Examples¶

Import packages / modules¶

Import along with the other Python packages used in these examples:

In [1]:

import string
import random
import tempfile
import urllib.request

import numpy
import pandas as pd
import matplotlib.pyplot as plt

import dmslogo
from dmslogo.colorschemes import CBPALETTE

Set options to display pandas DataFrames:

In [2]:

pd.set_option('display.max_columns', 20)
pd.set_option('display.width', 500)

Simple example on toy data¶

Draw a basic logo¶

Simple plotting can be done using the dmslogo.logo.draw_logo function.

This function takes in as input a pandas DataFrame that has columns with:

site in sequential integer numbering

letter (i.e., amino acid or nucleotide)

height of letter (can be any positive number)
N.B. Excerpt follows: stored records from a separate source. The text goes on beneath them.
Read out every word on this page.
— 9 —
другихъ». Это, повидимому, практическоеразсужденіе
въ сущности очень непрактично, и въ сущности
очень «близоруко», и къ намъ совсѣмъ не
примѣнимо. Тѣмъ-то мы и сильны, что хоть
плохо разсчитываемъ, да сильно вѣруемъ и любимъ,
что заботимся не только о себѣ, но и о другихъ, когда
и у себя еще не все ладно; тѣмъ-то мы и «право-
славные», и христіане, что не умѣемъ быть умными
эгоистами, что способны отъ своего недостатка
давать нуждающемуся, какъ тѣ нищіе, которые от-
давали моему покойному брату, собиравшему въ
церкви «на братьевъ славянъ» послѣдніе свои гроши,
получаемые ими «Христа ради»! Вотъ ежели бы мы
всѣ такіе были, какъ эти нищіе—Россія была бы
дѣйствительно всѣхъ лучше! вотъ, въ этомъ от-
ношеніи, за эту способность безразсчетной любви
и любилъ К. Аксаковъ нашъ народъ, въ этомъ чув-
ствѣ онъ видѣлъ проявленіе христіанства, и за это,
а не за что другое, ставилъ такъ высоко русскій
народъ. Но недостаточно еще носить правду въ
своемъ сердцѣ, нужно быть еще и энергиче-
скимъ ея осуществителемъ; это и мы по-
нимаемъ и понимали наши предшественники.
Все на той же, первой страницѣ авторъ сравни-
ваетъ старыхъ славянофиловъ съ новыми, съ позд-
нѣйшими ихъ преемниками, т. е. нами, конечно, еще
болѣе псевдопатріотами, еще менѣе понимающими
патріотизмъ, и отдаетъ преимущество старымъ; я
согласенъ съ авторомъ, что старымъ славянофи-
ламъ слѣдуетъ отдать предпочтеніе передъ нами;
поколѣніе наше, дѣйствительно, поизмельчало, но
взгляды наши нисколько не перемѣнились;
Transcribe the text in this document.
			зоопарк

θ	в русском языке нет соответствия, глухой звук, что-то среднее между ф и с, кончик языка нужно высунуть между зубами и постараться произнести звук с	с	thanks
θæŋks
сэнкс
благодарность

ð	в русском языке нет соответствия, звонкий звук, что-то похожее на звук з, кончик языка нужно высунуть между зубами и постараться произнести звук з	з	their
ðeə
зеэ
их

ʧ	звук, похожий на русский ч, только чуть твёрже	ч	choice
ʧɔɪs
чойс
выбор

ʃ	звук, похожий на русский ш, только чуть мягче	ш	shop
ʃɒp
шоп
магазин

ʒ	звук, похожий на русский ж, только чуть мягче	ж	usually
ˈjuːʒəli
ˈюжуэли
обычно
Here make a simple data frame that fits these specs:

In [3]:

data = pd.DataFrame.from_records(
        data=   [(    1,      'A',        1),
                 (    1,      'C',      0.7),
                 (    2,      'C',      0.1),
                 (    2,      'D',      1.2),
                 (    5,      'A',      0.4),
                 (    5,      'K',      0.4)],
        columns=['site', 'letter', 'height'])

data

Out[3]:

	site	letter	height
0	1	A	1.0
1	1	C	0.7
2	2	C	0.1
3	2	D	1.2
4	5	A	0.4
5	5	K	0.4

Use dmslogo.logo.draw_logo to draw the logo plot, passing the names of the columns with each piece of required data:

In [4]:

fig, ax = dmslogo.draw_logo(data=data,
                            x_col='site',
                            letter_col='letter',
                            letter_height_col='height')

Add a title:

In [5]:

fig, ax = dmslogo.draw_logo(data=data,
                            x_col='site',
                            letter_col='letter',
                            letter_height_col='height',
                            title='basic example')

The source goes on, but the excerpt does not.